Ficou no meio do que quase não anda a uso e que por largos meses se esquece. Só às vezes, ao remexer coisas, dava com ele.

- Olha o relógio vermelho! E, como o remexer nunca é ordem, lá ficava ele tapado, de novo escondido.

Um dia, em novas remexidas, voltou o relógio a aparecer. Tirei-o para fora, tive-o nas mãos, olhei-o com cuidado e desabafei:

- Não serves para nada. Para nada? Deixa-me olhar bem para ti. Atenta, virei-o, revirei-o e aceitei a ideia: calhas bem em moldura para retrato.




Vá de o desmanchar aos poucos, orelhas, parafusos, pernas. Umas tantas coisas saíram com facilidade, mas as outras…. Alicate, chaves de fenda, empurrões em jeito de alavanca… E pancada, muita pancada. Lá consegui. Depois escolher foto antes de voltar a armar tudo (difícil que foi), procurando as peças espalhadas sobre a cama.

Claro que preferi para a exótica moldura uma foto das minhas Princesas-Cinderelas-Sereias (títulos por elas escolhidos), Raposinhas por mim chamadas, embora que o nome lhes cause estranheza (“Rapozeta, Pintalgreta, senhora de muita treta…”, não era assim, Mestre Aquilino?). Com um lote de fotos espalhado à minha frente, ia escolhendo pelos tamanhos: esta não, que é pequena, aquela não cabe no redondo do vidro, e por aí fora… Difícil!

Até que apareceu a certa, e que mostra as meninas preparando o Presépio com muita compostura. Nesse dia, nada de Cinderelas a contas com a madrasta e suspirando pelo príncipe, nada de sereias a fugir do polvo gigante. Encantadas, atentas, entregues à sua tarefa. Angélicas mesmo!

Depois, quando elas já no centro do vidro e o relógio milagrosamente armado, ouvi um tímido tiquetaque, brandinho, a medo. Tique------taque.

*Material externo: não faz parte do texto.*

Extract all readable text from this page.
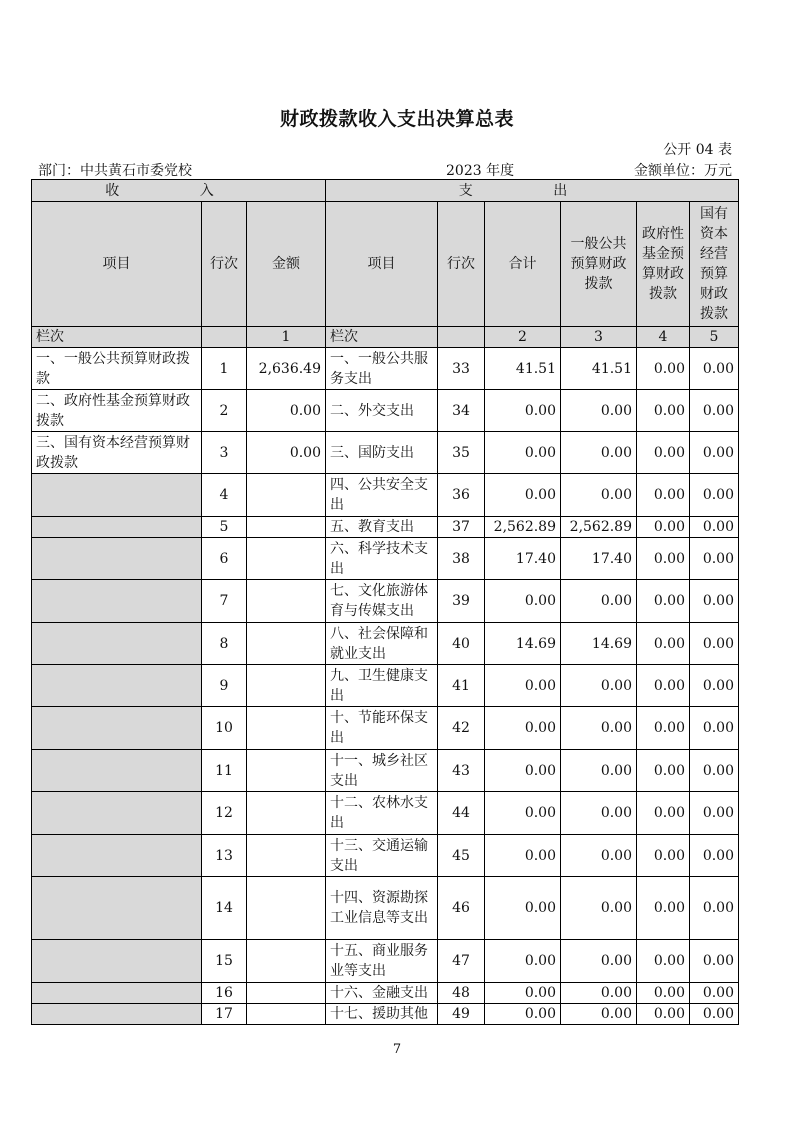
财政拨款收入支出决算总表
公开 04 表
部门：中共黄石市委党校	2023 年度	金额单位：万元
收 入			支 出					
项目	行次	金额	项目	行次	合计	一般公共预算财政拨款	政府性基金预算财政拨款	国有资本经营预算财政拨款
栏次		1	栏次		2	3	4	5
一、一般公共预算财政拨款	1	2,636.49	一、一般公共服务支出	33	41.51	41.51	0.00	0.00
二、政府性基金预算财政拨款	2	0.00	二、外交支出	34	0.00	0.00	0.00	0.00
三、国有资本经营预算财政拨款	3	0.00	三、国防支出	35	0.00	0.00	0.00	0.00
	4		四、公共安全支出	36	0.00	0.00	0.00	0.00
	5		五、教育支出	37	2,562.89	2,562.89	0.00	0.00
	6		六、科学技术支出	38	17.40	17.40	0.00	0.00
	7		七、文化旅游体育与传媒支出	39	0.00	0.00	0.00	0.00
	8		八、社会保障和就业支出	40	14.69	14.69	0.00	0.00
	9		九、卫生健康支出	41	0.00	0.00	0.00	0.00
	10		十、节能环保支出	42	0.00	0.00	0.00	0.00
	11		十一、城乡社区支出	43	0.00	0.00	0.00	0.00
	12		十二、农林水支出	44	0.00	0.00	0.00	0.00
	13		十三、交通运输支出	45	0.00	0.00	0.00	0.00
	14		十四、资源勘探工业信息等支出	46	0.00	0.00	0.00	0.00
	15		十五、商业服务业等支出	47	0.00	0.00	0.00	0.00
	16		十六、金融支出	48	0.00	0.00	0.00	0.00
	17		十七、援助其他	49	0.00	0.00	0.00	0.00
7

-Que ouço? Devo estar enganada! Mas não. De tímido, passou ao antigo som alegre, fanfarrão mesmo: tiquetaque, tiquetaque, tiquetaque. E, ao som daquele trinar alegre e ritmado, as figurinhas animaram-se como as de uma “cascata” à moda do Porto: Eleonor, com as mãos sapudinhas, ajeita o musgo com mil carinhos, põe, dispõe, alisa. Rosa, com o burro entre as mãos, hesita em pô-lo antes ou depois da vaquinha. – José, onde fica? Talvez aqui, para ver melhor o Jesus. A gruta, ainda por acabar, sem tecto de colmo, é um amontoado de seixos da praia. Nus, polidos, trazem ao Presépio o mar calmo e verde de Galapos – onda vai, onda vem, misturadas ao musgo e aos pastores que carregam borregos aos ombros. Contra a janela, as hastes enormes das bagas vermelhas como quando nascidas junto do ribeiro. Mil azáfamas para que o Presépio seja coisa linda e ao jeito da sua criação.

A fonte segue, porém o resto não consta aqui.